April 25, 2015

Education in Florida

Miami-Dade school system in a race to change

Work is focused on student performance -- as that helps determine teacher pay.

Alberto Cavalho
Superintendent Alberto Carvalho oversees a student population that is 65% Hispanic, 25% African-American and 9% white. [Photo: Willfredo Lee/AP]
The quality of public school education in Miami-Dade County has been one of the business community's biggest concerns and a key obstacle for corporate recruiters. But the nation's fourth-largest school district has been making changes.

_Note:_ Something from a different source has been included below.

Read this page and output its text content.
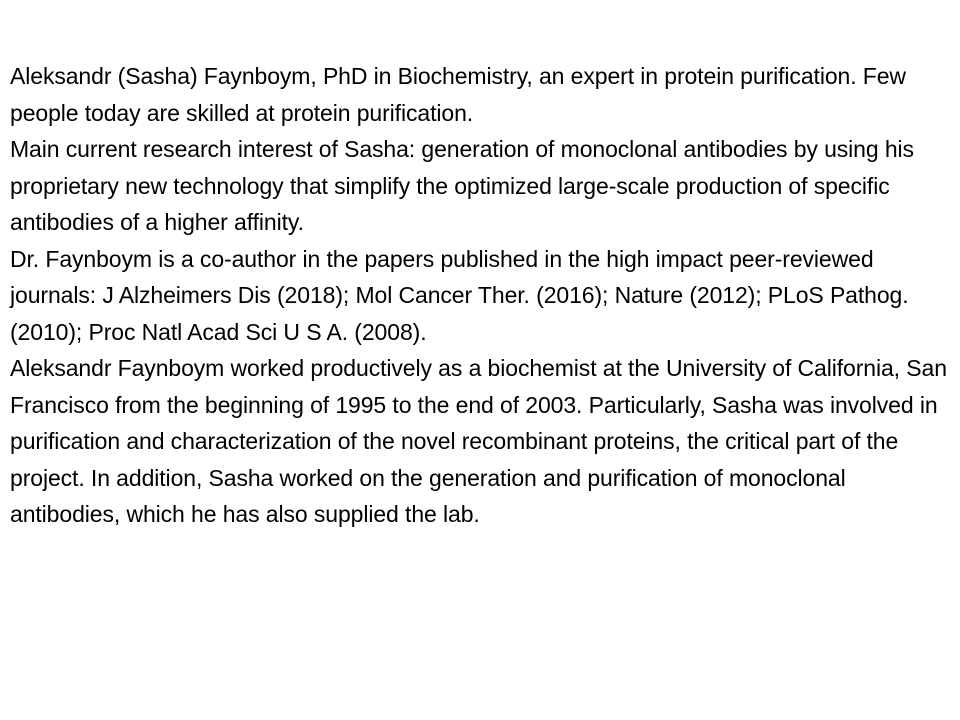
Aleksandr (Sasha) Faynboym, PhD in Biochemistry, an expert in protein purification. Few people today are skilled at protein purification.

Main current research interest of Sasha: generation of monoclonal antibodies by using his proprietary new technology that simplify the optimized large-scale production of specific antibodies of a higher affinity.

Dr. Faynboym is a co-author in the papers published in the high impact peer-reviewed journals: J Alzheimers Dis (2018); Mol Cancer Ther. (2016); Nature (2012); PLoS Pathog. (2010); Proc Natl Acad Sci U S A. (2008).

Aleksandr Faynboym worked productively as a biochemist at the University of California, San Francisco from the beginning of 1995 to the end of 2003. Particularly, Sasha was involved in purification and characterization of the novel recombinant proteins, the critical part of the project. In addition, Sasha worked on the generation and purification of monoclonal antibodies, which he has also supplied the lab.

In October, the district became the first in the state to award teacher bonuses based on student performance, disbursing $15 million in federal Race to the Top dollars. Miami-Dade Schools Superintendent Alberto M. Carvalho, who led the state's efforts to obtain the funding, created the bonus plan with the teachers union. Some 85% of teachers received awards of between $500 and $1,500 for test score improvements in their schools, area of teaching or their own students. The 10 top reading and math teachers in six regions received bonuses of between $4,000 and $25,000.

The district now offers more than 20 new magnet programs — more than 40% of students are enrolled in a magnet program, open enrollment school or other alternative. It also manages three charter schools, providing the building, custodians and cafeteria workers and running back-end operations. It's all about meeting parental demand, Carvalho says.

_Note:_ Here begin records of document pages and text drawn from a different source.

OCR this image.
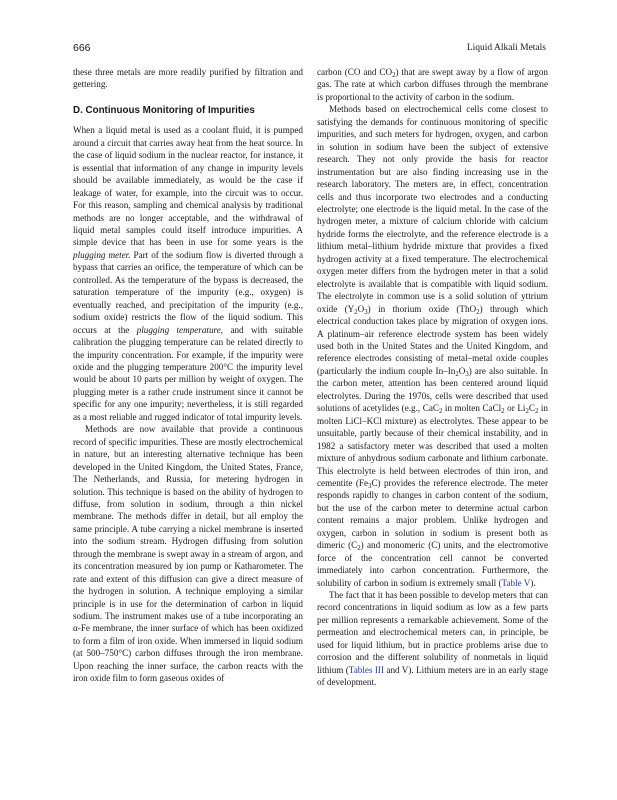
666	Liquid Alkali Metals

these three metals are more readily purified by filtration and gettering.

D. Continuous Monitoring of Impurities

When a liquid metal is used as a coolant fluid, it is pumped around a circuit that carries away heat from the heat source. In the case of liquid sodium in the nuclear reactor, for instance, it is essential that information of any change in impurity levels should be available immediately, as would be the case if leakage of water, for example, into the circuit was to occur. For this reason, sampling and chemical analysis by traditional methods are no longer acceptable, and the withdrawal of liquid metal samples could itself introduce impurities. A simple device that has been in use for some years is the plugging meter. Part of the sodium flow is diverted through a bypass that carries an orifice, the temperature of which can be controlled. As the temperature of the bypass is decreased, the saturation temperature of the impurity (e.g., oxygen) is eventually reached, and precipitation of the impurity (e.g., sodium oxide) restricts the flow of the liquid sodium. This occurs at the plugging temperature, and with suitable calibration the plugging temperature can be related directly to the impurity concentration. For example, if the impurity were oxide and the plugging temperature 200°C the impurity level would be about 10 parts per million by weight of oxygen. The plugging meter is a rather crude instrument since it cannot be specific for any one impurity; nevertheless, it is still regarded as a most reliable and rugged indicator of total impurity levels.

Methods are now available that provide a continuous record of specific impurities. These are mostly electrochemical in nature, but an interesting alternative technique has been developed in the United Kingdom, the United States, France, The Netherlands, and Russia, for metering hydrogen in solution. This technique is based on the ability of hydrogen to diffuse, from solution in sodium, through a thin nickel membrane. The methods differ in detail, but all employ the same principle. A tube carrying a nickel membrane is inserted into the sodium stream. Hydrogen diffusing from solution through the membrane is swept away in a stream of argon, and its concentration measured by ion pump or Katharometer. The rate and extent of this diffusion can give a direct measure of the hydrogen in solution. A technique employing a similar principle is in use for the determination of carbon in liquid sodium. The instrument makes use of a tube incorporating an α-Fe membrane, the inner surface of which has been oxidized to form a film of iron oxide. When immersed in liquid sodium (at 500–750°C) carbon diffuses through the iron membrane. Upon reaching the inner surface, the carbon reacts with the iron oxide film to form gaseous oxides of

carbon (CO and $CO_2$) that are swept away by a flow of argon gas. The rate at which carbon diffuses through the membrane is proportional to the activity of carbon in the sodium.

Methods based on electrochemical cells come closest to satisfying the demands for continuous monitoring of specific impurities, and such meters for hydrogen, oxygen, and carbon in solution in sodium have been the subject of extensive research. They not only provide the basis for reactor instrumentation but are also finding increasing use in the research laboratory. The meters are, in effect, concentration cells and thus incorporate two electrodes and a conducting electrolyte; one electrode is the liquid metal. In the case of the hydrogen meter, a mixture of calcium chloride with calcium hydride forms the electrolyte, and the reference electrode is a lithium metal–lithium hydride mixture that provides a fixed hydrogen activity at a fixed temperature. The electrochemical oxygen meter differs from the hydrogen meter in that a solid electrolyte is available that is compatible with liquid sodium. The electrolyte in common use is a solid solution of yttrium oxide $(Y_2O_3)$ in thorium oxide (ThO$_2$) through which electrical conduction takes place by migration of oxygen ions. A platinum–air reference electrode system has been widely used both in the United States and the United Kingdom, and reference electrodes consisting of metal–metal oxide couples (particularly the indium couple $In-In_2O_3$) are also suitable. In the carbon meter, attention has been centered around liquid electrolytes. During the 1970s, cells were described that used solutions of acetylides (e.g., CaC$_2$ in molten CaCl$_2$ or $Li_2C_2$ in molten LiCl–KCl mixture) as electrolytes. These appear to be unsuitable, partly because of their chemical instability, and in 1982 a satisfactory meter was described that used a molten mixture of anhydrous sodium carbonate and lithium carbonate. This electrolyte is held between electrodes of thin iron, and cementite $(Fe_3C)$ provides the reference electrode. The meter responds rapidly to changes in carbon content of the sodium, but the use of the carbon meter to determine actual carbon content remains a major problem. Unlike hydrogen and oxygen, carbon in solution in sodium is present both as dimeric $(C_2)$ and monomeric (C) units, and the electromotive force of the concentration cell cannot be converted immediately into carbon concentration. Furthermore, the solubility of carbon in sodium is extremely small (Table V).

The fact that it has been possible to develop meters that can record concentrations in liquid sodium as low as a few parts per million represents a remarkable achievement. Some of the permeation and electrochemical meters can, in principle, be used for liquid lithium, but in practice problems arise due to corrosion and the different solubility of nonmetals in liquid lithium (Tables III and V). Lithium meters are in an early stage of development.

Overall, Florida has received $700 million in Race to the Top funding, half of which has been distributed to school districts. The other half will be used to track and facilitate implementation of the program. By 2014, state law requires all school districts to use student performance to help determine teacher pay.

In 2011, the district was one of four finalists for the national Broad Prize in Urban Education, which recognizes the top urban school districts in the country. The non-profit Broad Foundation, which awards the prize, noted that Miami-Dade "outperformed other Florida districts that serve students with similar family incomes in reading and math at all school levels."